EDWARD VRANIC, 33
Occupation Financial analyst at Telus Corp.
The portfolio Grand Power Logistics Group Inc., Keek Inc., Stans Energy Corp., Mobio Technologies Inc., Peak Positioning Technologies Inc., and other stocks on the S&P/TSX Venture Exchange.
The investor Edward Vranic started investing in 2003 and had "a lot of early luck with mining companies." With success came "a big ego" that was tested during the 2008 crash. But he held onto his stronger companies and his portfolio recovered within a year.
How he invests "I have recently focused on Canadian small- and microcap stocks," says Mr. Vranic. "My experience has been that the market is not oversold until small caps are oversold [the S&P/TSX Venture composite index remains 70 per cent below its 2007 peak]."
His picks come from out-offavour industries, as confirmed by metrics such as price-to-earnings and price-to-book-value ratios.

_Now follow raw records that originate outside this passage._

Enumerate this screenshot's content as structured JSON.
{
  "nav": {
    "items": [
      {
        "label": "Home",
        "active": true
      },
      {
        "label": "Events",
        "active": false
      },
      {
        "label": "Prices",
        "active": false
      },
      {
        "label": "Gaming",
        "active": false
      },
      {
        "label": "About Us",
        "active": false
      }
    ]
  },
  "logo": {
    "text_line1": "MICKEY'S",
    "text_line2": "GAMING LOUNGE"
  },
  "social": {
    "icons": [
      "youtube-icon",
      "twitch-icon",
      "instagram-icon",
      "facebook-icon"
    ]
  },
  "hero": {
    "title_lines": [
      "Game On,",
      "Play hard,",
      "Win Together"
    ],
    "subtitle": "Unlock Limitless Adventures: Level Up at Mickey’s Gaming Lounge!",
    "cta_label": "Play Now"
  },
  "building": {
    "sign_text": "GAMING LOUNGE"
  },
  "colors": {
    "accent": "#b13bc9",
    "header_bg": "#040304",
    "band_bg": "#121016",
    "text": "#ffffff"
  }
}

There also has to be a "recent history of revenue growth or ... [an] interesting speculative story."
Mr. Vranic's largest holding is Grand Power Logistics Group, a freight company. "I have been unable to find another company that has such cheap financial ratios and acceptable growth without the stigma of an [Ontario Securities Commission] investigation or excessive debt."

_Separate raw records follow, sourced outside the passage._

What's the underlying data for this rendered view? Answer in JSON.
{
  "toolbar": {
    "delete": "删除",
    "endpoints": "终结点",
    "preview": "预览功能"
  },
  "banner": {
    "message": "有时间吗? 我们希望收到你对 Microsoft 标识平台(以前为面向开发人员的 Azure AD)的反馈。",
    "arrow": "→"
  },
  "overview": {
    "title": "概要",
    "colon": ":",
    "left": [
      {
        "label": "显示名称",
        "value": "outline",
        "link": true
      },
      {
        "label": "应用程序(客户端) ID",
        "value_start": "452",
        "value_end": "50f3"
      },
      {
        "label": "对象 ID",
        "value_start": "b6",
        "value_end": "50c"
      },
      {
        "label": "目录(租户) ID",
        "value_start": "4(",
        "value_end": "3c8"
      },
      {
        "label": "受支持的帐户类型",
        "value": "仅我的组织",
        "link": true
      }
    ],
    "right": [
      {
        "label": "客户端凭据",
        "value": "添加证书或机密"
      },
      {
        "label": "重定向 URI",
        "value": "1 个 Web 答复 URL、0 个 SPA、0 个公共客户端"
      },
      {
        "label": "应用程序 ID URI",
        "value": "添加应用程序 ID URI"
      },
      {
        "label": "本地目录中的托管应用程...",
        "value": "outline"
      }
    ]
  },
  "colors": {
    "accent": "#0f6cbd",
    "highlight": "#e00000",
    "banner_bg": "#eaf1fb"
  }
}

As a Canadian-listed company based in China, Grand Power has been tarnished by scandals such as Sino-Forest Corp. However, it does "most of its business in Hong Kong, so I believe the shares are unjustly discounted," Mr. Vranic notes. "Insiders have been buying shares for years."
Best move He bought warrants in early 2009 on Mercator Minerals Ltd. (they gave him the right to buy the company's shares at a specified price until 2013). Several months after purchase he sold them for a gain of more than 1,000 per cent during a market upturn.
Worst move He is down about 70 per cent on Mobio Technologies, an operator of social media websites. After talking to the CEO, he remains confident Mobio will get back on track.
Advice To protect against a market crash, he recommends using put options (which give the buyer the right to sell a stock at a given price).